Usavam-se, então, cartilhas de alfabetização e de religião que ensinavam a
rezar o pai-nosso, a ave-maria e a repetir as sílabas. Depois se lhes ensinava
a escrever as orações, a seguir os artigos, preposições e, finalmente, os
verbos. Cercados de livros na enorme biblioteca do pai, os irmãos avançavam rapidamente
no aprendizado. Luísa fazia exercícios de caligrafia, decorava a tabuada e
tinha lições. Entre elas, fazer o bem e temer a Deus. Seus brinquedos
preferidos? As bonecas de porcelana vindas de Paris. Ou as bruxas de pano, com
cabelos naturais, unhas de escamas ou cânulas de penas. Sabia recitar o Magnificat,
o Ave Maris Stella e o ofício de Nossa Senhora, que repetia com as
mucamas, de manhã e à tarde.

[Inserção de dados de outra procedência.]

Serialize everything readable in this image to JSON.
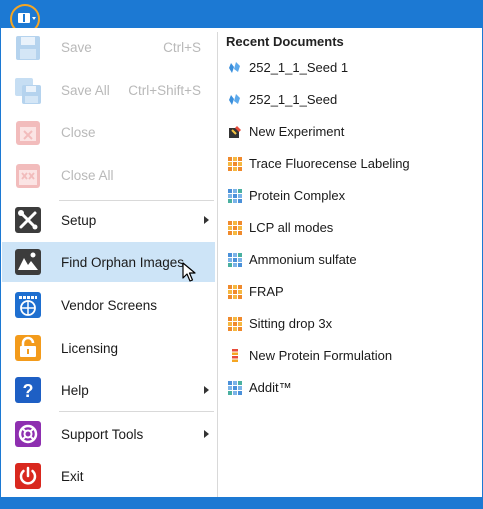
{
  "colors": {
    "accent": "#1c79d3",
    "highlight": "#cde4f7",
    "orange_ring": "#f5a623"
  },
  "app_button": {
    "icon": "book-icon"
  },
  "menu": {
    "save": {
      "label": "Save",
      "shortcut": "Ctrl+S"
    },
    "save_all": {
      "label": "Save All",
      "shortcut": "Ctrl+Shift+S"
    },
    "close": {
      "label": "Close"
    },
    "close_all": {
      "label": "Close All"
    },
    "setup": {
      "label": "Setup"
    },
    "find_orphan": {
      "label": "Find Orphan Images"
    },
    "vendor": {
      "label": "Vendor Screens"
    },
    "licensing": {
      "label": "Licensing"
    },
    "help": {
      "label": "Help"
    },
    "support": {
      "label": "Support Tools"
    },
    "exit": {
      "label": "Exit"
    }
  },
  "recent": {
    "title": "Recent Documents",
    "items": [
      {
        "label": "252_1_1_Seed 1",
        "icon": "crystal-icon"
      },
      {
        "label": "252_1_1_Seed",
        "icon": "crystal-icon"
      },
      {
        "label": "New Experiment",
        "icon": "experiment-icon"
      },
      {
        "label": "Trace Fluorecense Labeling",
        "icon": "plate-orange-icon"
      },
      {
        "label": "Protein Complex",
        "icon": "plate-blue-icon"
      },
      {
        "label": "LCP all modes",
        "icon": "plate-orange-icon"
      },
      {
        "label": "Ammonium sulfate",
        "icon": "plate-blue-icon"
      },
      {
        "label": "FRAP",
        "icon": "plate-orange-icon"
      },
      {
        "label": "Sitting drop 3x",
        "icon": "plate-orange-icon"
      },
      {
        "label": "New Protein Formulation",
        "icon": "formulation-icon"
      },
      {
        "label": "Addit™",
        "icon": "plate-blue-icon"
      }
    ]
  }
}
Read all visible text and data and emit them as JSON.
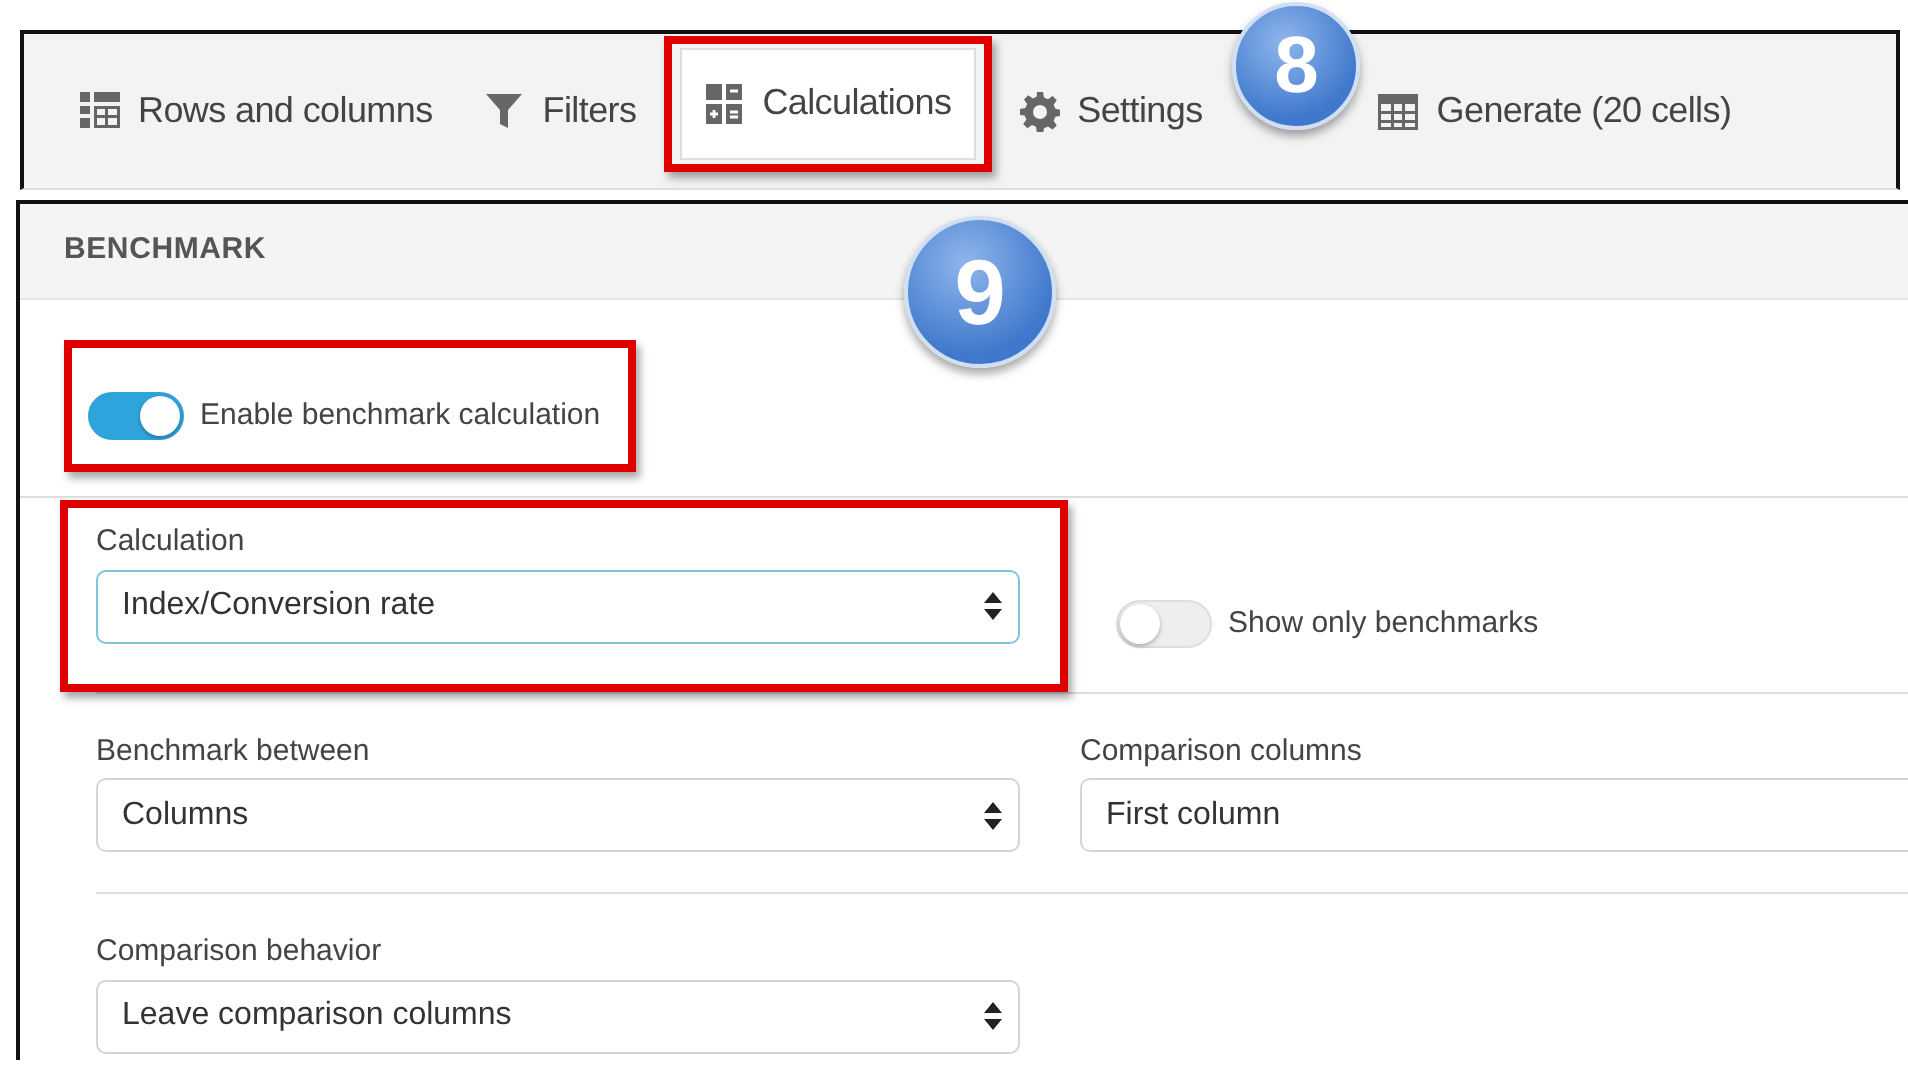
{
  "tabs": [
    {
      "label": "Rows and columns",
      "selected": false,
      "highlighted": false
    },
    {
      "label": "Filters",
      "selected": false,
      "highlighted": false
    },
    {
      "label": "Calculations",
      "selected": true,
      "highlighted": true
    },
    {
      "label": "Settings",
      "selected": false,
      "highlighted": false
    },
    {
      "label": "Generate (20 cells)",
      "selected": false,
      "highlighted": false
    }
  ],
  "callouts": [
    "8",
    "9"
  ],
  "section": {
    "title": "BENCHMARK"
  },
  "enable_toggle": {
    "label": "Enable benchmark calculation",
    "on": true,
    "highlighted": true
  },
  "calculation": {
    "label": "Calculation",
    "value": "Index/Conversion rate",
    "focused": true,
    "highlighted": true
  },
  "show_only_toggle": {
    "label": "Show only benchmarks",
    "on": false
  },
  "benchmark_between": {
    "label": "Benchmark between",
    "value": "Columns"
  },
  "comparison_columns": {
    "label": "Comparison columns",
    "value": "First column"
  },
  "comparison_behavior": {
    "label": "Comparison behavior",
    "value": "Leave comparison columns"
  }
}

Não lhe era permitido sentar-se à mesa sem dar
graças a Deus pelo alimento. Ai da mucama que se descuidasse em corrigir a
menina! Recebia castigo com vara de marmelo. Na hora de ir à missa, seguia com
os pais, o irmão e as escravas de dentro da casa, vestidas com o mesmo luxo de Maria
do Carmo, pelas ruas íngremes da cidade». In Mary del Priore, Condessa de Barral, A
Paixão do imperador, Editora Objetiva, 2008, ISBN 978-857-302-923-9.